What helps one student in one class, however, may not be as effective in another. For that reason, the EBG Group doesn’t specifically require teachers to implement anything in their classroom a certain way. It’s the same reason EBG isn’t a school-wide policy.

“A grade book then is an extension of the teaching that you do,” Assistant Principal Marcus McDavid said. “And therefore, Mr. Silva has said ‘I want to still embrace that philosophy of being able to let the experts—the teachers—design the instruction in a way that fits them.’”

Regardless of whether or not they are in the EBG group, teachers are encouraged to be conscious of how their grading practices may influence their students. For instance, on Feb. 21, in the last hour of Professional Development Day, teachers talked about the purpose of grades, both through the lens of EBG and as more of a general conversation about eliminating disparity in achievement.

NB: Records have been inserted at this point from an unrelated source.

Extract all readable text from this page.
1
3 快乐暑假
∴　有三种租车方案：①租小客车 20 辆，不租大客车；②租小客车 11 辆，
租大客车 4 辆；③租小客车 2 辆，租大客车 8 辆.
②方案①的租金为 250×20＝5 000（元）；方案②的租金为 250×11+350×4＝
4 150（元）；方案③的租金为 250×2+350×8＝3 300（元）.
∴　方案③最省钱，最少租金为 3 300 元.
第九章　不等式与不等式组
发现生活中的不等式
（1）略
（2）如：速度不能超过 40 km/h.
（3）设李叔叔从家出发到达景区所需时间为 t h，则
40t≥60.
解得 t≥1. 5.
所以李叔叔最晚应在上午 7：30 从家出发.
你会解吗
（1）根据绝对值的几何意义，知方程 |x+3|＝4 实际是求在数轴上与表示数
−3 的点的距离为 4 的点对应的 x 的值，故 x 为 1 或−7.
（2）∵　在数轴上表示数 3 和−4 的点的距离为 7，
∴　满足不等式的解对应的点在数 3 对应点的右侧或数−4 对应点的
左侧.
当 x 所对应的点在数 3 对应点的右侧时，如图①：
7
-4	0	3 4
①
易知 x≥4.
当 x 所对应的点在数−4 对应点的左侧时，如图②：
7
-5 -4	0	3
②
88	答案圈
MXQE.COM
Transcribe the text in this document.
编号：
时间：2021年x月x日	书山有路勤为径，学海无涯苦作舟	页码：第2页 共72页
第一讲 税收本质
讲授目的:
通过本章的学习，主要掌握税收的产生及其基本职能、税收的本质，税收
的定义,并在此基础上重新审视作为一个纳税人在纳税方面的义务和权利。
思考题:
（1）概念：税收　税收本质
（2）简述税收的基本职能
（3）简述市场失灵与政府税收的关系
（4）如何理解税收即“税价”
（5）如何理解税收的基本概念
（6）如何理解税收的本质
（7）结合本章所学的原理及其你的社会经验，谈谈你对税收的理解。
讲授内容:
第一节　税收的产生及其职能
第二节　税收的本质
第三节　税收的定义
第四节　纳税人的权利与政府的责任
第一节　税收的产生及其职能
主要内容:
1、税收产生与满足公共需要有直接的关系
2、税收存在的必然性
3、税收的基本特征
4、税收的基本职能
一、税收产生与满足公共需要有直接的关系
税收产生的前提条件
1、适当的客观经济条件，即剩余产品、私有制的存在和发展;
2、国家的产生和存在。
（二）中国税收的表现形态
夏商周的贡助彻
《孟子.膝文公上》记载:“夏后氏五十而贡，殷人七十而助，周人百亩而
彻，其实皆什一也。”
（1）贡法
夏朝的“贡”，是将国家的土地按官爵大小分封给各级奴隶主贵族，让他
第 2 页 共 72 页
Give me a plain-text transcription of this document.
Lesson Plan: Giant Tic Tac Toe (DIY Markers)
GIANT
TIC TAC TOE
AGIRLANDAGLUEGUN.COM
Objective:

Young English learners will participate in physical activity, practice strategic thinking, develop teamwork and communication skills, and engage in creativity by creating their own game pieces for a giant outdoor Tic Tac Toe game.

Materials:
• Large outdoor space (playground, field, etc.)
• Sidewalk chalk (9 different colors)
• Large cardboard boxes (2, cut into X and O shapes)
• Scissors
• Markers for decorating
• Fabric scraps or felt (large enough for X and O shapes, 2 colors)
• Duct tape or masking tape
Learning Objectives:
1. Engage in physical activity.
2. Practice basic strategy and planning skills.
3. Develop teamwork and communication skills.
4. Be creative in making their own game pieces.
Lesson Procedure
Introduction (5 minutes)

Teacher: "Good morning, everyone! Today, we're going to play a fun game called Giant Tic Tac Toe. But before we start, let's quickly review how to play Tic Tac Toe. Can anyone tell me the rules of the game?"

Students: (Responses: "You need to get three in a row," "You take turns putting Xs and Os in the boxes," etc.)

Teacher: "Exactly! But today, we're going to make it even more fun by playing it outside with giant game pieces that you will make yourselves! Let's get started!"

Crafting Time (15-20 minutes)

“Everybody’s doing it,” Matuschek said, citing another one of the EBG Group’s survey results which revealed that every teacher surveyed had implemented one or more EBG strategies. “Most teachers in the building engage in [EBG] in one form or another – the team is taking all these things and doing it formally.”

What makes the EBG Group unique is that it provides members with support and access to shared knowledge learned over collective years of being educators.

“I’m grateful to be a part of that team and to work with just amazing educators from all backgrounds with various years of teaching experience,” Dixon said. “I think we each bring something unique to the table, and because of that I think we’re better for our students and better for Creek.”